My Clark(e) ancestors were Scottish, and after coming to the U.S. in the 1700s from Jura, Scotland, they settled in North Carolina. They were thus Southern.
Being Southern led to a conflict between one ancestor, a tall well-educated man who published a Tennessee newspaper, and a carpetbagger during the dark days of Civil War Reconstruction. The abusive carpetbagger threatened my ancestor, publicly, and got shot dead in the process. Unfortunately, the carpetbagger was unarmed at that moment, and carrying a weapon was illegal for the Southerners. That was problematic.
Nevertheless, my ancestor was eventually acquitted. I think the 19th century lesson was, don’t do wrong to a Scotsman, even one in America.
In Scotland, on the Isle of Jura, there seemed to be little to do except make whisky, drink whisky, fight whenever it seemed useful, and contribute the 5% of their unique genes, as often as possible. Not a bad lifestyle, in my opinion.
Some Scotsmen signed an oath of Loyalty to the King of England before leaving Scotland and emigrating to the Unites States. Some of those so-called Loyalists ended-up on the wrong side of the U.S. Revolutionary War.
I admit, some of my Scottish ancestors made bad choices, but they did so with conviction and a sense of honor. A promise made is a promise kept.

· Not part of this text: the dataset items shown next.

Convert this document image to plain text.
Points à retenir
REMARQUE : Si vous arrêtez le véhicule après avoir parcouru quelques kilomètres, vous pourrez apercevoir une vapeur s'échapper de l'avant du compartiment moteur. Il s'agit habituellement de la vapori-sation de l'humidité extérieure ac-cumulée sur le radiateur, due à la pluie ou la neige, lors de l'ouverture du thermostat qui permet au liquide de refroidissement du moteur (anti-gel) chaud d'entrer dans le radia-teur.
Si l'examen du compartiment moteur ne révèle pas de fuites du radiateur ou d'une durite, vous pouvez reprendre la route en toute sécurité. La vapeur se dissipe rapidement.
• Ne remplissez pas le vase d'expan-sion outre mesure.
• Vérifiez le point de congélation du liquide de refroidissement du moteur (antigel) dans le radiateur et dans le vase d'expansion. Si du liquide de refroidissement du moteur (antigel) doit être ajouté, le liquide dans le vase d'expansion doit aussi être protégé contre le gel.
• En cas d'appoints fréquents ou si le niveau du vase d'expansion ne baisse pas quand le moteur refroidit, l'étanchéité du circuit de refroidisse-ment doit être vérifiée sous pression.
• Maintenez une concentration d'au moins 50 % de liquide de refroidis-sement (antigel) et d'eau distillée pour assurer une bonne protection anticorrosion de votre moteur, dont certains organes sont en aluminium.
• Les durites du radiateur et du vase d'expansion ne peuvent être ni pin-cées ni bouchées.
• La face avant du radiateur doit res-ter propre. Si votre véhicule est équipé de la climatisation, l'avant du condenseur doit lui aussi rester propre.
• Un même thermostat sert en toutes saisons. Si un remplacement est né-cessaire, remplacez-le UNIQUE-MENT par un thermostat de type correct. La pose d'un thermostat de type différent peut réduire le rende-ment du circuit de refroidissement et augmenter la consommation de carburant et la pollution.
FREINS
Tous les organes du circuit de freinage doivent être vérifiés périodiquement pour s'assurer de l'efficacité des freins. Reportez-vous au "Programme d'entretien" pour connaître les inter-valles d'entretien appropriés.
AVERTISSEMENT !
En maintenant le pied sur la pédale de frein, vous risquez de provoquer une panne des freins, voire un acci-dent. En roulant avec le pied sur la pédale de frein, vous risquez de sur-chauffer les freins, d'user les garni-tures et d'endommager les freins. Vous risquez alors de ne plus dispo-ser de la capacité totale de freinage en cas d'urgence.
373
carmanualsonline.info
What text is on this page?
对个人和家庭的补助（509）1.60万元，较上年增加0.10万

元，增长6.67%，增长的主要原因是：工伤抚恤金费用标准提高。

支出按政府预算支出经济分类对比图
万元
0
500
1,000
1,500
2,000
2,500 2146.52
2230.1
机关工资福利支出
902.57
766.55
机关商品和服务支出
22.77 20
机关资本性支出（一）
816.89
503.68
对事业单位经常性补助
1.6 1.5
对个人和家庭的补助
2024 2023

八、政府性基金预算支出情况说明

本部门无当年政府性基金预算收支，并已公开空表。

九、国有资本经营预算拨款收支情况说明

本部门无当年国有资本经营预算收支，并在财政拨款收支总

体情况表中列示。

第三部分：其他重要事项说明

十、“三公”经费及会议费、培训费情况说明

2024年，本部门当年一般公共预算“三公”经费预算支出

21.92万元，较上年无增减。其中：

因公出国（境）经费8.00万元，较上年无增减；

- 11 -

The record shows that both Scottish and American women shared a perilous lifestyle, arguably equal in finality with warring Highlanders. The birthing of babies occasionally ended in maternal mortality. Oddly enough, the genes usually won out, because when a mother died, her younger sisters oftentimes were the next to marry the grieving husband. The family genes stayed together, or so says the historical records.
As time went on, the wary North Carolina Scots finally began choosing those with a British ancestry as mates, so the blood lines did not remain isolated for long.
Families have a way of romanticizing their lineage. For instance, I’d always heard that I was related on the maternal side (Harrison) to the unfortunate President William Henry Harrison who died after only 32 days in office. After years of casual researching, there is no relationship, best I can tell.
But I did discover a potential connection to Sir Henry 1st Baronet of Blickling Hall and Chief Justice of Common Pleas Hobart, circa 1500s. (Blickling Hall is reputed to be the most haunted home in the U.K., haunted by the headless ghost of Ann Boleyn.)
I would be impressed with myself, thinking I came from such a distinguished Englishman. But then I realize that his genetic contribution would be like adding a single drop of chocolate syrup to a tanker truck full of milk. We’re a long ways from ending up with a truck full of chocolate milk.
So what is the relevance of all this esoteric knowledge to our daily lives? Well, to the Mormons it’s very relevant, for religious reasons. It’s their way of extending salvation to lost souls; an admirable motivation.
For the rest of us, the relevance is less compelling, unless you enjoy discovering stories like those I’ve shared. It’s like seeing a reality show with an entirely new episode revealed each time you turn on the computer. And in the rolling credits of this show are people who happen to be in some way related to you, contributing the parts of you that make you unique.
Personally, I think history is much more interesting when it is your own.